Hay libros que decides no continuar y afloran de vez en cuando en tu cabeza, parece que pidieran ser retomados y no continuar en ese limbo de las cosas inacabadas. A M. le pasaba eso. Debí pegarle una buena tunda de palos, ya sabes que los niños se dan de hostias sin que comparezca razón alguna, debí odiarlo sinceramente hasta que, llegado el momento, el odio se manifestara como he visto en otras muchas veces, pero uno no es así, por desgracia, creo que por desgracia, funciona de otra manera. O me educaron bien o mi voluntad, que rehúye tradicionalmente de los enfrentamientos, decidió no involucrarse, no bajar al campo de batalla, no romperle la cara a M., no podría. Es tan poderoso el odio que ni siquiera recuerdo lo que lo animó, qué hubo tan terrible que lograra activarlo. Por más que me esfuerce, no logro esculcar el daño causado, el que no fue derribado por los años y perduró secretamente, como una semilla oscura, como un deseo que no ha sido realizado.

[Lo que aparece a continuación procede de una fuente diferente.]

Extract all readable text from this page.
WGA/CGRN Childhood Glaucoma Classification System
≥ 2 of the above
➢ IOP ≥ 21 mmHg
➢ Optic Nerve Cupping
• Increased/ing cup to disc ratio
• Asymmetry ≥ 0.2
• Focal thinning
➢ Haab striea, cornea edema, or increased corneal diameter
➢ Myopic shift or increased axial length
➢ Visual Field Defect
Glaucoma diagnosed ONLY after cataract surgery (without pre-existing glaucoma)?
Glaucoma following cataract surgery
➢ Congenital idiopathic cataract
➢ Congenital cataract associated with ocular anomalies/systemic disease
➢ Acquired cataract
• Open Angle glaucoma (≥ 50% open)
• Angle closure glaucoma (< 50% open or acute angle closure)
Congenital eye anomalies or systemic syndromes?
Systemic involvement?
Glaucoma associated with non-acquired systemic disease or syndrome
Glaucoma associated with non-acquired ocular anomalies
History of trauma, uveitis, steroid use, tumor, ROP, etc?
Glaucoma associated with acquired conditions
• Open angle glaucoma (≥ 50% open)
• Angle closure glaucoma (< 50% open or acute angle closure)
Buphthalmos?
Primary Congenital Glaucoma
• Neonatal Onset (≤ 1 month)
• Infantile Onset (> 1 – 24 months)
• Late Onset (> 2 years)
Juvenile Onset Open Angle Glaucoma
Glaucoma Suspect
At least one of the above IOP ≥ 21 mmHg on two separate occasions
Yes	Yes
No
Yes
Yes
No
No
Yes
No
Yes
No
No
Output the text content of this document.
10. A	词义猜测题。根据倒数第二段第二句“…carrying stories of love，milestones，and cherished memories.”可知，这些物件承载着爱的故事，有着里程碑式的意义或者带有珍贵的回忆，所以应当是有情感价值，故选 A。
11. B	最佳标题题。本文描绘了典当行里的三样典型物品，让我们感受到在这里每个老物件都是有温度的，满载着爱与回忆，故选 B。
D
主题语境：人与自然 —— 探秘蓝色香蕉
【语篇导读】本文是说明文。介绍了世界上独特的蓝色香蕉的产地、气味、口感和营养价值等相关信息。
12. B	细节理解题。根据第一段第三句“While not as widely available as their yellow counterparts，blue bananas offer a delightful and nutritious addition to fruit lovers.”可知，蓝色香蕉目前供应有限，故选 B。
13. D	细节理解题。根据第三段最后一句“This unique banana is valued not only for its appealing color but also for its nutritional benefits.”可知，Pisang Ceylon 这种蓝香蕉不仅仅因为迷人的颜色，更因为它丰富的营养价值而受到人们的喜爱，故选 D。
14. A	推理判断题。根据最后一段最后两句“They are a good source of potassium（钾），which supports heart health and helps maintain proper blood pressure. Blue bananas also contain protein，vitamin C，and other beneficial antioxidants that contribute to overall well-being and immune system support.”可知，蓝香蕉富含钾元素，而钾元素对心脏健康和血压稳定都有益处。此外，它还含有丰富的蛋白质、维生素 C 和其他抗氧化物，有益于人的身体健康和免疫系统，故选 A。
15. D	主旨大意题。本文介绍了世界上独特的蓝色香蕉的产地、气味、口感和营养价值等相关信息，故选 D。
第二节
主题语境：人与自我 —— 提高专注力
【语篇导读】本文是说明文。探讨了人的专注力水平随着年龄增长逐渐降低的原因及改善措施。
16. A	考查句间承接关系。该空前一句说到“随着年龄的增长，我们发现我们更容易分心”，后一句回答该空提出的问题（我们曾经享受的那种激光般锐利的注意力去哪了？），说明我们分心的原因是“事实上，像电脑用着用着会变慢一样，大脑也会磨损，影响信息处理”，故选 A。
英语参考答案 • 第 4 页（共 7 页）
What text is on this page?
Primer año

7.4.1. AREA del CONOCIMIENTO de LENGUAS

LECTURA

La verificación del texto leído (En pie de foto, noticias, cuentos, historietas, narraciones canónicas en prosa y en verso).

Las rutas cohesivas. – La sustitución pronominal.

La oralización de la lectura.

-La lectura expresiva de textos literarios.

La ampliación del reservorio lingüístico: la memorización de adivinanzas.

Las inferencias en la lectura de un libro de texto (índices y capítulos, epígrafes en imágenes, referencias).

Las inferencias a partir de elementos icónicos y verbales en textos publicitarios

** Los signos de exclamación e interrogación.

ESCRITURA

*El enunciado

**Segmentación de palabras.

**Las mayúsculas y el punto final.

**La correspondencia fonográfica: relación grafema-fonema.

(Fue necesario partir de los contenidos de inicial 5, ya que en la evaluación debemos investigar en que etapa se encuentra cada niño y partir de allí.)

El odio es uno de esos deseos que nunca hemos cumplido. Es, de lejos, como dice el poeta romántico, el placer más duradero. Los otros se desvanecen, se degradan o incluso desaparecen abruptamente, pero el odio hace casa en el alma, la conquista y la hace suya, aunque no se exhiba mucho, ni se aprecie que mora en ella, larvado y a la espera. Lo bueno es que no tengo ni idea de cómo sería hoy en día M., mi amigo ruso. En mil novecientos setenta y tantos, era delgado y con cara de pobre de la extinta Unión Soviética. Podría haber sido marroquí o senegalés. M. era un niño ruso incrustado en la España de los setenta, en un patio de un colegio. Me pregunto si él habrá soñado alguna vez conmigo, si me guarda algún rencor, si me odia, si ha fabulado la posibilidad de que yo lo tumbara a palos o siga pensando en él, maquinando el cierre de la afrenta. Hay cosas que uno no gobierna. La cabeza es un instrumento del mal, el corazón es un cazador solitario, que dijo otra en una novela que leí hace mucho”.